Think about it: If everyone who reads this column sends just $1, I'll only need to come up with another $4,983.

Now, naturally, if you're going to invest in me, you probably want to know what kind of candidate you'd be getting. That's a reasonable expectation, and I think you deserve an honest assessment, so let me sum myself up as a candidate in one word: unelectable. Absolutely, without qualification, unfit to hold any office whatsoever.

I realize some of you might consider that a shortcoming in a candidate, but you're looking at it the wrong way. The fact that I have no chance of winning means that I would be able to say whatever the heck I wanted to the American people in my campaign speeches without worrying about whether they'd vote for me. And as many of you may agree, there are some things that the American people need to hear whether they like it or not. I'd be glad to be the mouthpiece.

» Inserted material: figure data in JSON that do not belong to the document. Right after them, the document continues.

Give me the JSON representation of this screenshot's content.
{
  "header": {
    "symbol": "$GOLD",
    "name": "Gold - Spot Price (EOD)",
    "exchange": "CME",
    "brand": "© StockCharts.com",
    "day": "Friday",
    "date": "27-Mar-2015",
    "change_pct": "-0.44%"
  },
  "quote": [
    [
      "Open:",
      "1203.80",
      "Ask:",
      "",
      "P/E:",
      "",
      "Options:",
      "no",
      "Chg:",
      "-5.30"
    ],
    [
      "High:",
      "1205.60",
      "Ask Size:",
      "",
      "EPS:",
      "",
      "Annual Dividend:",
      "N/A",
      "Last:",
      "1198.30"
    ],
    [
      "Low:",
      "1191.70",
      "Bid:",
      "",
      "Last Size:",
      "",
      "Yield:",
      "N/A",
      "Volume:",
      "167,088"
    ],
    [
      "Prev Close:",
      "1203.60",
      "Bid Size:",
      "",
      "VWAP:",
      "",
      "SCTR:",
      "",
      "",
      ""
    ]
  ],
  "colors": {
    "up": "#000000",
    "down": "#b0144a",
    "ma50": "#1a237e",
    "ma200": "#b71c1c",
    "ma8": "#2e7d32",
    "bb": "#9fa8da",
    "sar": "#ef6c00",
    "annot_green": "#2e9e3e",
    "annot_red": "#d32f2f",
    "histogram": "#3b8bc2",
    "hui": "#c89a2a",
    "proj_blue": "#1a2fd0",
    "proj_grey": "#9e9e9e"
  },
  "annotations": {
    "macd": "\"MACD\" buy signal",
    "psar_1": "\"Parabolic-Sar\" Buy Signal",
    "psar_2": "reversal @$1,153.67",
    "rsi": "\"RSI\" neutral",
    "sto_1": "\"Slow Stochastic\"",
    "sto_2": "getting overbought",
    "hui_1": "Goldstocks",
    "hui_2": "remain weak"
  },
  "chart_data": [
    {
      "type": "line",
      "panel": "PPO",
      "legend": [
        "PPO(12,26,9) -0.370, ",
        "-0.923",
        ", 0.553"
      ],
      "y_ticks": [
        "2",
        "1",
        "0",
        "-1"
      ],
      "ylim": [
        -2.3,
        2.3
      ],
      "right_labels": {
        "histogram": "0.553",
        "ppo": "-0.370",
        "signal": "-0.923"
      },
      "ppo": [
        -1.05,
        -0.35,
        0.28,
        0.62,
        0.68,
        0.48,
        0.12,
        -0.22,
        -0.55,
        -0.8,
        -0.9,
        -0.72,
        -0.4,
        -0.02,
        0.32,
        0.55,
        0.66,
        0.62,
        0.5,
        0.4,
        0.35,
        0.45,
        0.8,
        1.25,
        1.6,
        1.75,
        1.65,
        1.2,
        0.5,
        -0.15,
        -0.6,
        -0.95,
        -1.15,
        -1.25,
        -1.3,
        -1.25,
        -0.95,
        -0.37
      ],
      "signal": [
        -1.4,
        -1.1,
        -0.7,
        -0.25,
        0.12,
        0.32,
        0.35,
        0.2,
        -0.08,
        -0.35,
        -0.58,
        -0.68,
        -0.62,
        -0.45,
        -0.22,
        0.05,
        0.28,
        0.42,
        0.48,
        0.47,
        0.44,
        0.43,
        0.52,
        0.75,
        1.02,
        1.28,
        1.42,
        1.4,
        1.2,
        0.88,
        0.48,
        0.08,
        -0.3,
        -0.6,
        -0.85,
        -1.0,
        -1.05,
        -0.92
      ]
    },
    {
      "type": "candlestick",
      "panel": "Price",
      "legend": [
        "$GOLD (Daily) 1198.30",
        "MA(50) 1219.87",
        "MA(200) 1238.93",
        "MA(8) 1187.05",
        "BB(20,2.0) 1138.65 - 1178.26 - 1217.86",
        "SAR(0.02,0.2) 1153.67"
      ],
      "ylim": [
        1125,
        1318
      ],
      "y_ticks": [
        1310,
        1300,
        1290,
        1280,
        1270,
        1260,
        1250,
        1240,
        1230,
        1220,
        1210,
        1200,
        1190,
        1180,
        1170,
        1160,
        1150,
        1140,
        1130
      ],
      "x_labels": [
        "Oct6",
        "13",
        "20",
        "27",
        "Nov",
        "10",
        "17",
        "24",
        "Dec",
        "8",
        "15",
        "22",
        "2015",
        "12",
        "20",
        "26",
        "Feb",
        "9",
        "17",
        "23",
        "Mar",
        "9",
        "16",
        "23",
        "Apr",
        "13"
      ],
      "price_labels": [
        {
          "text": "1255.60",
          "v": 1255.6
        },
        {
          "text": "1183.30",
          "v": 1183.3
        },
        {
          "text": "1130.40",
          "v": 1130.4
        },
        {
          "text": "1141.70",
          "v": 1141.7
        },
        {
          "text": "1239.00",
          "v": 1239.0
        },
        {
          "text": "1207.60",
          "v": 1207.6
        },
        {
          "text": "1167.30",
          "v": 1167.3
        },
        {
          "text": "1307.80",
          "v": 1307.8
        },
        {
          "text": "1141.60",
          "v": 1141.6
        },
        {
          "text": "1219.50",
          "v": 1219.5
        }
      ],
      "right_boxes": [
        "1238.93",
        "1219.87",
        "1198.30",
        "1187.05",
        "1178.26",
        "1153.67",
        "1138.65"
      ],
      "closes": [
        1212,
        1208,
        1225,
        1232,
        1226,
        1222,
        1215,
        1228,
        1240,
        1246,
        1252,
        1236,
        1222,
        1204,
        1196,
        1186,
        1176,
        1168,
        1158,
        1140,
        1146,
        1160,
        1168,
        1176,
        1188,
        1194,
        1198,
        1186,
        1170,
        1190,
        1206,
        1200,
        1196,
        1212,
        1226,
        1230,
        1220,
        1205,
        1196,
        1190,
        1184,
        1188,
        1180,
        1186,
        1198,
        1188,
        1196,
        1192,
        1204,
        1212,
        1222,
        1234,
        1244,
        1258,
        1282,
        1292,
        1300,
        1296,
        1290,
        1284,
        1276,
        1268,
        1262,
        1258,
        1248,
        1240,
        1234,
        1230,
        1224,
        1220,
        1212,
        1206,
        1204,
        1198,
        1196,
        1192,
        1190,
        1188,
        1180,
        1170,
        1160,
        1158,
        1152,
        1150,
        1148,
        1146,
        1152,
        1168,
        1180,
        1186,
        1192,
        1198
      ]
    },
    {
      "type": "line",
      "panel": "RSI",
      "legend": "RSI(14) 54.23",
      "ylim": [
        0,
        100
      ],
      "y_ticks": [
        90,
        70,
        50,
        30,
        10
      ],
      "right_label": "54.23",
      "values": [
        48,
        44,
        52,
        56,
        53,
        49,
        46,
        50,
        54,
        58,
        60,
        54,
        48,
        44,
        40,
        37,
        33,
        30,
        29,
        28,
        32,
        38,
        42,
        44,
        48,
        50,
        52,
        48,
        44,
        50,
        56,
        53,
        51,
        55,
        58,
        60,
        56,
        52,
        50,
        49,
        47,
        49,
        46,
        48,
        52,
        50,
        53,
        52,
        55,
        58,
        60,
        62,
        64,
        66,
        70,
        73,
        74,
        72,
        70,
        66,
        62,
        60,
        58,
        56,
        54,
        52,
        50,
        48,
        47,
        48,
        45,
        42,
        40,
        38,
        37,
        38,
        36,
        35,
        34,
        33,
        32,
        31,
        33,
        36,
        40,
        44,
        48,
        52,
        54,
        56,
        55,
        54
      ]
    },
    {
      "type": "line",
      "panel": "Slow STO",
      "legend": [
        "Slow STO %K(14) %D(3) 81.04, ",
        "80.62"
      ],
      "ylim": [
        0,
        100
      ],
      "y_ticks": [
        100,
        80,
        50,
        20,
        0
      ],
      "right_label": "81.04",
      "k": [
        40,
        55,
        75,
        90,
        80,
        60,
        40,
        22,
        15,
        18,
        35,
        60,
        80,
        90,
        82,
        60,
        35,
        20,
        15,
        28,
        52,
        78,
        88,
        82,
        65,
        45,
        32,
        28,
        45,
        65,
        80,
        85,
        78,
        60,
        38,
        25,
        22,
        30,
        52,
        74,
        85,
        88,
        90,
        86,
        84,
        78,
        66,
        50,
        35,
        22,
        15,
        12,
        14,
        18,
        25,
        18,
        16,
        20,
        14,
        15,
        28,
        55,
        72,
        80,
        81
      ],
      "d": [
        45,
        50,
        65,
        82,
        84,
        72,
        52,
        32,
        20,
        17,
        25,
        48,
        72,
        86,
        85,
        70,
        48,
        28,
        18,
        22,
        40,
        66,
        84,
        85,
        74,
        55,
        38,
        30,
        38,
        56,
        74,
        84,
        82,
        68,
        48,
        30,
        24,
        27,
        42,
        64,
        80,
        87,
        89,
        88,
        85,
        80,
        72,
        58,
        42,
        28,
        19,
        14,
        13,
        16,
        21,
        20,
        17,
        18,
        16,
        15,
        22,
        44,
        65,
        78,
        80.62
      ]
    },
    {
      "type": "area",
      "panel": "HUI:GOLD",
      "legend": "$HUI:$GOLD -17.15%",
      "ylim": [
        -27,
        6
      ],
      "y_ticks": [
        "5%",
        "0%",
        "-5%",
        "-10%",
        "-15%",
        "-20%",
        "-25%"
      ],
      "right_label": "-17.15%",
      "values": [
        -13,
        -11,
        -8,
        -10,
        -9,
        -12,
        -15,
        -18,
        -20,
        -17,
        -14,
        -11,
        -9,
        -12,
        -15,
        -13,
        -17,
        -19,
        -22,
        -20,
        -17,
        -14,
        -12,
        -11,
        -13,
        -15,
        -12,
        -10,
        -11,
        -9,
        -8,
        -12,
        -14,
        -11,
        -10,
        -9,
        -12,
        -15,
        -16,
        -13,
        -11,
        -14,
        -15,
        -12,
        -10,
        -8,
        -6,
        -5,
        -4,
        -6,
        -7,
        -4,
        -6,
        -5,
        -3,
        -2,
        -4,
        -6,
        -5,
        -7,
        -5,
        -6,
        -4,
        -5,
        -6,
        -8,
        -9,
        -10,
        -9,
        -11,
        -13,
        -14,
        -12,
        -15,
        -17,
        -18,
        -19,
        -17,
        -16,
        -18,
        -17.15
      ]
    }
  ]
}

I'll elaborate on what exactly needs to be said to whom, and I'll outline my platform in subsequent columns after I've officially declared my candidacy, but let's not worry about that yet. For right now, the important thing to remember is that you need to send me your money.

With your help, I may not be able to win the Oval Office, but I can tell fart jokes during the debates and possibly move the conversation in a more fun direction.

And best of all, I could have the greatest campaign slogan ever: "Todd Hartley: The President With Stupid."